Principles for drug treatment
The pioneering drug developments made by Sir James W. Black, Gertude B. Elion and George H. Hitchings have led to treatments for many disorders, such as hypertension, herpes and cancer, and earned them the 1988 Nobel Prize for physiology and medicine.
Smooth muscle cells have alpha- and beta-receptors that respond to chemicals such as epinephrine. In the 1960s, Sir James W. Black worked to develop a chemical that would bind to the beta-receptors, cause heart muscles to relax, and reduce the workload of the heart in those suffering heart problems. Such chemicals had been shown to work in a range of animal models, which provided the foundation for Black’s discovery of pronethalol and propranolol, the first beta-blockers to work in humans. Beta-blockers are now used to successfully treat hypertension, hyperthyroidism, migraines and a range of heart problems. Black was also interested in histamine, a molecule that stimulates the immune response. There are two types of histamine receptor, and using similar methods to those used in the development of beta-blockers, Black developed an antagonist molecule for the second type of histamine receptor. This dulled the immune response and proved clinically useful in the treatment of peptic ulcers.

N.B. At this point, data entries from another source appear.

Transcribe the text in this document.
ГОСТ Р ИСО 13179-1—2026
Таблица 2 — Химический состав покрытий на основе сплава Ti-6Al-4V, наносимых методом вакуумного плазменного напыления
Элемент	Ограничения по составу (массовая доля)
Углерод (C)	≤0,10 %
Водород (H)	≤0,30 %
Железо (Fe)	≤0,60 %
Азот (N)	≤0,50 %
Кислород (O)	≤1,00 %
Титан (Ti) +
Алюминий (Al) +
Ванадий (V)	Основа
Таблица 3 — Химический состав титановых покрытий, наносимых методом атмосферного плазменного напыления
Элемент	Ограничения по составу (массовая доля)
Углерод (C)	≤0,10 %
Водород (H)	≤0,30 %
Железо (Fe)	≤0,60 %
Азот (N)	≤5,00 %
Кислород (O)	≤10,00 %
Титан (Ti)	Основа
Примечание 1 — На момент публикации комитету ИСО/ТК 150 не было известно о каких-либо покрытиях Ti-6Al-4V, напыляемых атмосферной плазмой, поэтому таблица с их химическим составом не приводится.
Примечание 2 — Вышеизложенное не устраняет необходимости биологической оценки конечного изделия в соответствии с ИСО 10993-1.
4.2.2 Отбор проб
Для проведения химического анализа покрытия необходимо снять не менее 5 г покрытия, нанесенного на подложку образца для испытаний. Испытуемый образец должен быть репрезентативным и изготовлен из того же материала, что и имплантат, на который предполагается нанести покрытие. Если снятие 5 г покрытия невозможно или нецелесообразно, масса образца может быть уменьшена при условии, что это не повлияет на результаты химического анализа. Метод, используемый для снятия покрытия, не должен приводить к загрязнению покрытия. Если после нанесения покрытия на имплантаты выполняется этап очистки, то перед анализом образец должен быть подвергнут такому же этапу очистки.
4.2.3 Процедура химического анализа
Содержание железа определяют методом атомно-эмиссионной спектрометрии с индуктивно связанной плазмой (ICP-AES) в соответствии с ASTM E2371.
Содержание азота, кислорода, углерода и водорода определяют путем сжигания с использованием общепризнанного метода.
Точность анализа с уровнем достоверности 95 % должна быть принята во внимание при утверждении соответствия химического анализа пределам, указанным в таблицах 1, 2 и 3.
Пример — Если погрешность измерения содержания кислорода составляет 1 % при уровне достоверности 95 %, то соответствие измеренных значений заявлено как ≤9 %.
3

Gertude B. Elion and George H. Hitchings began their long collaboration in the 1940s, where they set about investigating the differences in nucleic acid metabolism between normal human cells and the organisms that can harm them: cancer cells, protozoa, bacteria and viruses. They attempted to exploit these differences by creating drugs that specifically target the copying of genetic material by infectious agents or cancer, without harming human cells. The pair’s work often utilised animal models before moving on to clinical trials in humans, and resulted in the discovery of effective treatments for leukemia, autoimmune diseases, malaria, herpes and bacterial infections.